Hello,
I've been trying to write a regex that would split any sql select query and capture different clauses to the groups. That is, there should be 5 groups (eg. top, select, from, where, order) each containing corresponding text (the group is empty if the clause is missing).
For example, lets try and split this query:
SELECT * FROM dbo.dvProblems JOIN (select * from Actions where name = 'as') as tbl_act on dvProblems.ID = tbl_act.ProblemID WHERE (SELECT COUNT(ID) FROM ProblemStakeHolders WHERE ProblemID = dvProblems.ID AND EmployeeID='1')>0 ORDER BY ID
this should output the following groups:
top:
select: *
from: dbo.dvProblems JOIN (select * from Actions where name = 'as') as tbl_act on dvProblems.ID = tbl_act.ProblemID
where: (SELECT COUNT(ID) FROM ProblemStakeHolders WHERE ProblemID = dvProblems.ID AND EmployeeID='1')>0
order: ID
The expression should also match if there is no where or order by clauses, but select and from clauses are required.
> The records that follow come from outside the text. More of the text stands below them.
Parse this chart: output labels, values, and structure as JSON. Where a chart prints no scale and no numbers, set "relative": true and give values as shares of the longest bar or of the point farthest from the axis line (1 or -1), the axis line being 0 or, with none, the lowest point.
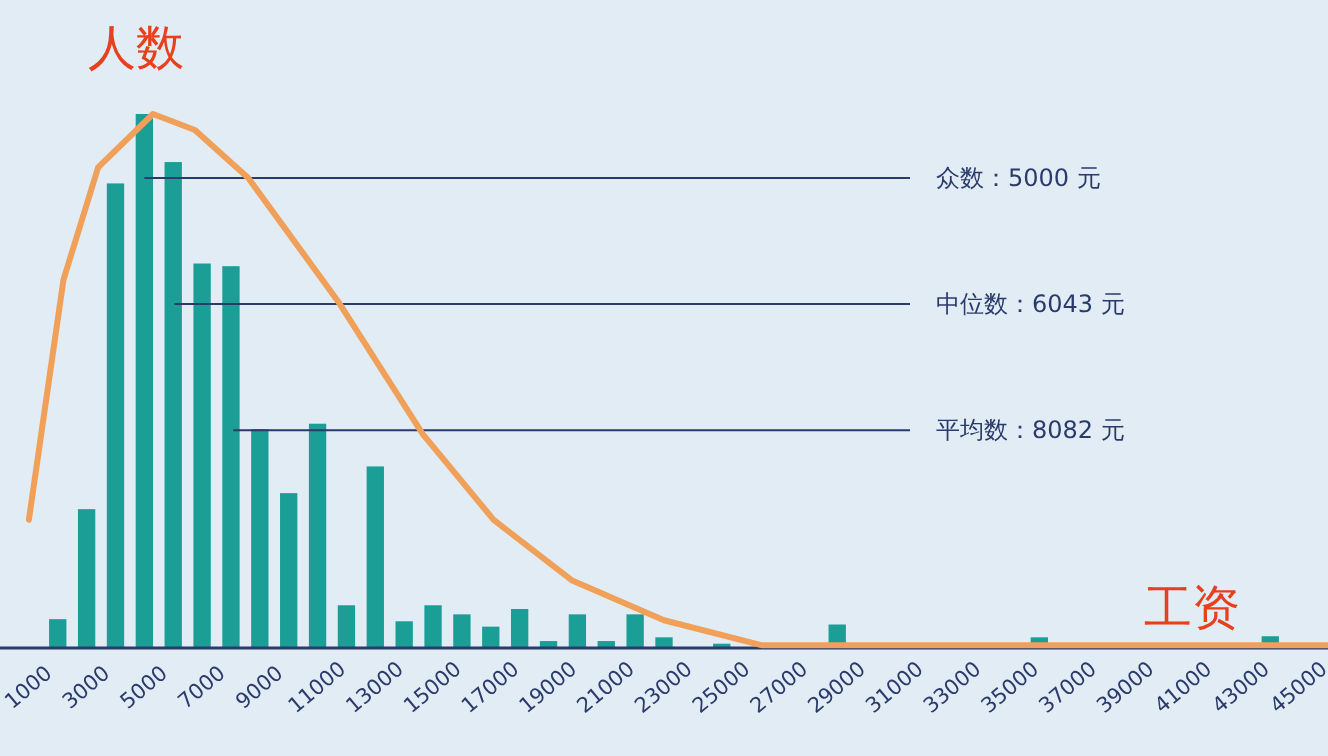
{
  "chart_data": {
    "type": "bar",
    "relative": true,
    "ylabel": "人数",
    "xlabel": "工资",
    "xlim": [
      0,
      46000
    ],
    "xticks": [
      1000,
      3000,
      5000,
      7000,
      9000,
      11000,
      13000,
      15000,
      17000,
      19000,
      21000,
      23000,
      25000,
      27000,
      29000,
      31000,
      33000,
      35000,
      37000,
      39000,
      41000,
      43000,
      45000
    ],
    "series": [
      {
        "color": "#1a9e96",
        "x": [
          2000,
          3000,
          4000,
          5000,
          6000,
          7000,
          8000,
          9000,
          10000,
          11000,
          12000,
          13000,
          14000,
          15000,
          16000,
          17000,
          18000,
          19000,
          20000,
          21000,
          22000,
          23000,
          25000,
          29000,
          36000,
          44000
        ],
        "values": [
          0.054,
          0.26,
          0.87,
          1,
          0.91,
          0.72,
          0.715,
          0.41,
          0.29,
          0.42,
          0.08,
          0.34,
          0.05,
          0.08,
          0.063,
          0.04,
          0.073,
          0.013,
          0.063,
          0.013,
          0.063,
          0.02,
          0.008,
          0.044,
          0.02,
          0.022
        ]
      },
      {
        "type": "line",
        "color": "#f0a058",
        "x": [
          1000,
          2200,
          3400,
          5300,
          6750,
          8600,
          11700,
          14650,
          17100,
          19800,
          23000,
          26400,
          46000
        ],
        "values": [
          0.24,
          0.69,
          0.9,
          1,
          0.97,
          0.88,
          0.65,
          0.4,
          0.24,
          0.127,
          0.052,
          0.005,
          0.005
        ]
      }
    ],
    "annotations": [
      {
        "text": "众数：5000 元",
        "x": 5000,
        "y": 0.88
      },
      {
        "text": "中位数：6043 元",
        "x": 6043,
        "y": 0.644
      },
      {
        "text": "平均数：8082 元",
        "x": 8082,
        "y": 0.408
      }
    ]
  }
}
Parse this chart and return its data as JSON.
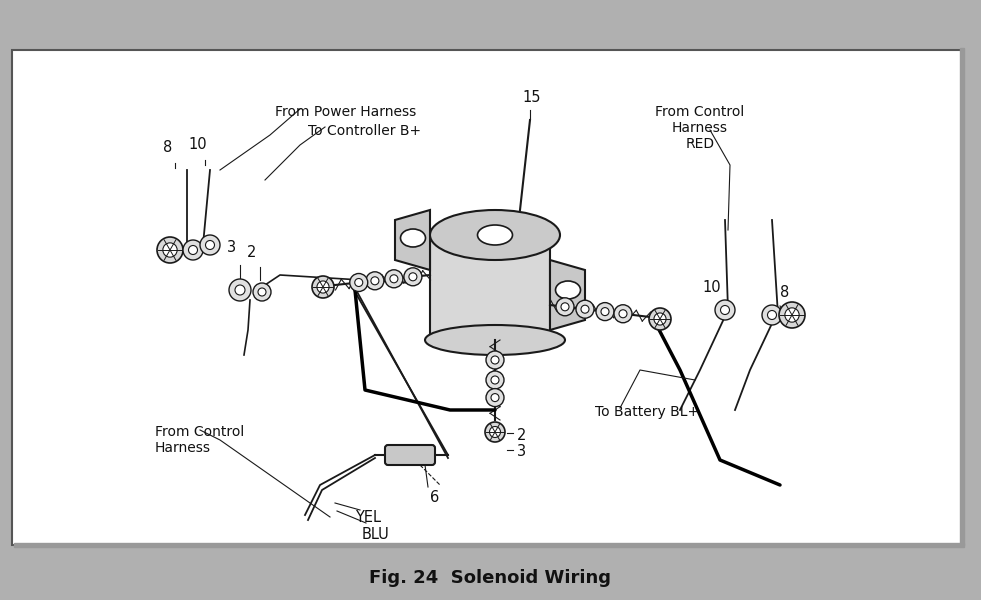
{
  "title": "Fig. 24  Solenoid Wiring",
  "bg_color": "#ffffff",
  "line_color": "#1a1a1a",
  "text_color": "#111111",
  "figsize": [
    9.81,
    6.0
  ],
  "dpi": 100,
  "labels": {
    "from_power_harness": "From Power Harness",
    "to_controller": "To Controller B+",
    "from_control_harness_red": "From Control\nHarness\nRED",
    "from_control_harness": "From Control\nHarness",
    "to_battery": "To Battery BL+",
    "yel": "YEL",
    "blu": "BLU",
    "num_15": "15",
    "num_8_left": "8",
    "num_10_left": "10",
    "num_3_left": "3",
    "num_2_left": "2",
    "num_6": "6",
    "num_2_bottom": "2",
    "num_3_bottom": "3",
    "num_10_right": "10",
    "num_8_right": "8"
  }
}
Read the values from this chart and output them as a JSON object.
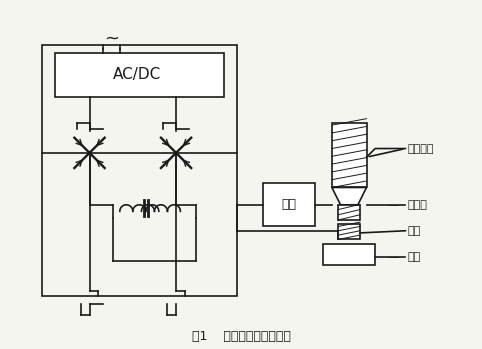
{
  "title": "图1    超声波塑料焊机结构",
  "bg_color": "#f5f5f0",
  "line_color": "#1a1a1a",
  "label_shengxue": "声学系统",
  "label_jingyali": "静压力",
  "label_hanjian": "焊件",
  "label_zuozuo": "砧座",
  "label_pipei": "匹配",
  "label_acdc": "AC/DC",
  "watermark_color": "#cccccc"
}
I've ended up with the following expression:
^SELECT\s+(?:TOP\s+(?<top>\d*\s))?(?<select>.*?)\bFROM\b(?<from>.*?)(?:\bWHERE\b(?<where>.*?))?(?:\bORDER\sBY\b(?<order>.*))?$
but it doesn't work with subqueries in both from and where clauses. i guess i need to match only those FROM and WHERE statements that are not surrounded by brackets, but i don't know how to do it.
I'm working with .NET.
Any help would be greatly appreciated,
Donatas